Ensuring a strong compliance structure in your organization ensures greater facilitation of product entering the commerce which supports just in time inventory practices. Costs are reduced for both government and business by focusing limited resources to enhancing productivity. A compliance driven operation is a win-win.
Traditionally, Customs Services have been tasked with the collection and protection of revenues generated from the importation of goods into their respective countries. Declared valuation of the imported goods is the basis for the collection of duties and value added tax for the national budgets. However, as the global economy is gravitating toward various free trade and duty-free preference partnerships and regional economic integration the traditional role of Customs is evolving.
Most Customs Services will readily admit that the growth of import trade and resulting complexities are often overwhelming for current personnel numbers, training, and abilities. The World Customs Organization has advocated the use of various risk management programs to identify the highest risk transactions, and therefore direct limited resources to addressing only these risks, while absorbing lower risk situations. Various countries have also established trusted partnerships with members of the supply chain using the business community as a force multiplier for compliance. Modern Customs Services must be on the leading edge of building a culture of compliance within the global trade community.

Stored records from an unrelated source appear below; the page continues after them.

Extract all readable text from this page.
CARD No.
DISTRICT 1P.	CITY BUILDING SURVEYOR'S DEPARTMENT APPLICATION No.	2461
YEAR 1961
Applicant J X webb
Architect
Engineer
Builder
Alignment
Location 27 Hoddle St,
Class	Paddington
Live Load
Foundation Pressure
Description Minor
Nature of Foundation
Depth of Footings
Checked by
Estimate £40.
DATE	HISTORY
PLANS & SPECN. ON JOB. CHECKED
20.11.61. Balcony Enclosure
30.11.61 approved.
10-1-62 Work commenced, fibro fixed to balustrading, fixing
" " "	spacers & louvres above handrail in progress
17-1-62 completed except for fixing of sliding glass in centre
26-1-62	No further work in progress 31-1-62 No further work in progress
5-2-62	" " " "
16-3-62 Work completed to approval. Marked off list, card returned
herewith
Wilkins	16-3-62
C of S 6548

The international trade community has embraced the concept of just in time inventory procedures and Customs must embrace a just in time response to the needs of business. The lack of timeliness in regulatory decisions, and addressing legal issues, e.g., protests, the inability to create clear and concise regulations to elucidate new legal requirements, and failure to understand the business of business has a detrimental effect on corporate prosperity and subsequently a nation’s economic growth. Customs must see itself as an economic growth engine and compliance partnerships need to be expanded to include economic growth partnerships.
Generally, companies that reach out to Customs are seeking to enhance their compliance footprint, not to engage in questionable trade practices. There is no doubt that there are those in the trade community who engage in undervaluation, circumvention of anti-dumping duties, the introduction of goods that violate intellectual property rights, and in introducing products that adversely affect the health and safety of consumers. In these situations, Customs should take swift and effective enforcement action. Violations such as these also have a dampening effect on economic growth. However, for those companies seeking to be compliant players in the global economy, Customs Services need to step up and engage in collaborative solutions and ways forward.
Customs has a duty to remove unnecessary roadblocks affecting international trade transactions. Creating policies that are the antithesis of global economic partnerships is unacceptable. Customs Services should recognize their role in national economic growth by taking steps to ensure that Customs officials are trained in the complexities of international trade and the legal requirements necessary for a seamless facilitation of legitimate trade. Customs needs to develop programs that enable the highest level of integrity among Customs human resources and to develop strong risk management programs that address serious violations, rather than just seeking to pluck low hanging fruit which have little risk to compliance or which impede the flow of compliant trade. Of course, it is critical to ensure that adequate resources are in place to quickly address requests from the trade community regarding legal advice and rulings. Mutually developed compliance programs must take into account business needs, and provide quick and effective communication with the trade community. Customs must guarantee consistent and uniform treatment of issues across various ports and government agency offices to ensure predictability.